Scientific Paradigms
Once a scientific theory is established, it is very hard to get the scientific community to discard it. In physics, the concept of ether as a medium for light wave transmission ran into serious opposition in the late 1800s, but it was not disregarded until the early 1900s, when Einstein proposed alternate explanations for the wave nature of light that did not rely upon a medium for transmission.

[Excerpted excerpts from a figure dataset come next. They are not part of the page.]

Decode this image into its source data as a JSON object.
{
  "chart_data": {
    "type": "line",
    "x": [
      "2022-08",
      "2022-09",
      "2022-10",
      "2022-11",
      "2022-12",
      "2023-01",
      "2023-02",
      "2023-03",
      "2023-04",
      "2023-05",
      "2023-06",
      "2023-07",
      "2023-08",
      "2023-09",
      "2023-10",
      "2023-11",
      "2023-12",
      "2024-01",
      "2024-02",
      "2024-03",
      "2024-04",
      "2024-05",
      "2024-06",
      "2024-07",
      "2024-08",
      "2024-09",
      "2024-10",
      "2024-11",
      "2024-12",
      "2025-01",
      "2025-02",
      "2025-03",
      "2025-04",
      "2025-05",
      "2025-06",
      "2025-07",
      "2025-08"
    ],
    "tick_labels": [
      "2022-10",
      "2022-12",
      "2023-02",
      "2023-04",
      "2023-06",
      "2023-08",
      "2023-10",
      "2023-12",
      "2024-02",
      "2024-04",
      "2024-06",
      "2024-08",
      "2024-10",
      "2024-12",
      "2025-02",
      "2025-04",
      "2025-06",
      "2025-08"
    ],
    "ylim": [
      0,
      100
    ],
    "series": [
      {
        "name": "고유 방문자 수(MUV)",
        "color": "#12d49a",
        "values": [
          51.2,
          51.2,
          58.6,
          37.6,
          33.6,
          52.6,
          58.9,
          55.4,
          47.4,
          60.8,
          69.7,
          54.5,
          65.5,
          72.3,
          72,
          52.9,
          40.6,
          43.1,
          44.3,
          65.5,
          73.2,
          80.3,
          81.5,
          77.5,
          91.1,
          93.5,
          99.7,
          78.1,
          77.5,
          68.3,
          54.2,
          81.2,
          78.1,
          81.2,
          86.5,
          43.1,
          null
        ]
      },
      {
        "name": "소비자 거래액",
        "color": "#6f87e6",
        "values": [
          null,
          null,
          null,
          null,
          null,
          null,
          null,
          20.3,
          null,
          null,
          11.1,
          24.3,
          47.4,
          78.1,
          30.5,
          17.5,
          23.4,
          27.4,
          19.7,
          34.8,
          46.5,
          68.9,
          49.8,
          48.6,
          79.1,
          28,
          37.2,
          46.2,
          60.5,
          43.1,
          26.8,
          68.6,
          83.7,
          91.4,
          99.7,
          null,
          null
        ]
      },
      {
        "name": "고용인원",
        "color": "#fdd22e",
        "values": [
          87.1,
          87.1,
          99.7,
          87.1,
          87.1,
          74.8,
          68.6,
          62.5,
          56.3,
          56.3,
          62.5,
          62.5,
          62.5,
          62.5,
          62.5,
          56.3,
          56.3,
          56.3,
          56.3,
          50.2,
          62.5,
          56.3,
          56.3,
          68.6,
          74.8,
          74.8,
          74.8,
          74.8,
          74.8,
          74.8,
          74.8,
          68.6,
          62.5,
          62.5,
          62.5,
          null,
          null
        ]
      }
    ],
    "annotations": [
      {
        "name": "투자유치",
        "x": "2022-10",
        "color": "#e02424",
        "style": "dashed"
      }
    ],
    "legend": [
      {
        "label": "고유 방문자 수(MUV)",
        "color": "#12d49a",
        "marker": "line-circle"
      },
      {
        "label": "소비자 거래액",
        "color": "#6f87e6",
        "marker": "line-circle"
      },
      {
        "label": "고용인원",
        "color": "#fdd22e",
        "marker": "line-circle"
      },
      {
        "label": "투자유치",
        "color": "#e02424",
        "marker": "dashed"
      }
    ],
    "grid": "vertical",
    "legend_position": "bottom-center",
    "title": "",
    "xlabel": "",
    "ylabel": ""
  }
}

The science philosopher Thomas Kuhn developed the term scientific paradigm to explain the working set of theories under which science operates. He did extensive work on the scientific revolutions that take place when one paradigm is overturned in favor of a new set of theories. His work suggests that the very nature of science changes when these paradigms are significantly different. The nature of physics prior to relativity and quantum mechanics is fundamentally different from that after their discovery, just as biology prior to Darwins Theory of Evolution is fundamentally different from the biology that followed it. The very nature of the inquiry changes.
One consequence of the scientific method is to try to maintain consistency in the inquiry when these revolutions occur and to avoid attempts to overthrow existing paradigms on ideological grounds.
Occams Razor
One principle of note in regards to the scientific method is Occams Razor (alternately spelled Ockham’s Razor), which is named after the 14th century English logician and Franciscan friar William of Ockham. Occam did not create the concept – the work of Thomas Aquinas and even Aristotle referred to some form of it. The name was first attributed to him (to our knowledge) in the 1800s, indicating that he must have espoused the philosophy enough that his name became associated with it.
The Razor is often stated in Latin as:
entia non sunt multiplicanda praeter necessitatemor, translated to English:
entities should not be multiplied beyond necessity
Occam’s Razor indicates that the most simple explanation that fits the available data is the one which is preferable. Assuming that two hypotheses are presented have equal predictive power, the one which makes the fewest assumptions and hypothetical entities takes precedence. This appeal to simplicity has been adopted by most of science, and is invoked in this popular quote by Albert Einstein:
Everything should be made as simple as possible, but not simpler.
It is significant to note that Occam’s Razor does not prove that the simpler hypothesis is, indeed, the true explanation of how nature behaves. Scientific principles should be as simple as possible, but that’s no proof that nature itself is simple.
However, it is generally the case that when a more complex system is at work there is some element of the evidence which doesn’t fit the simpler hypothesis, so Occam’s Razor is rarely wrong as it deals only with hypotheses of purely equal predictive power. The predictive power is more important than the simplicity.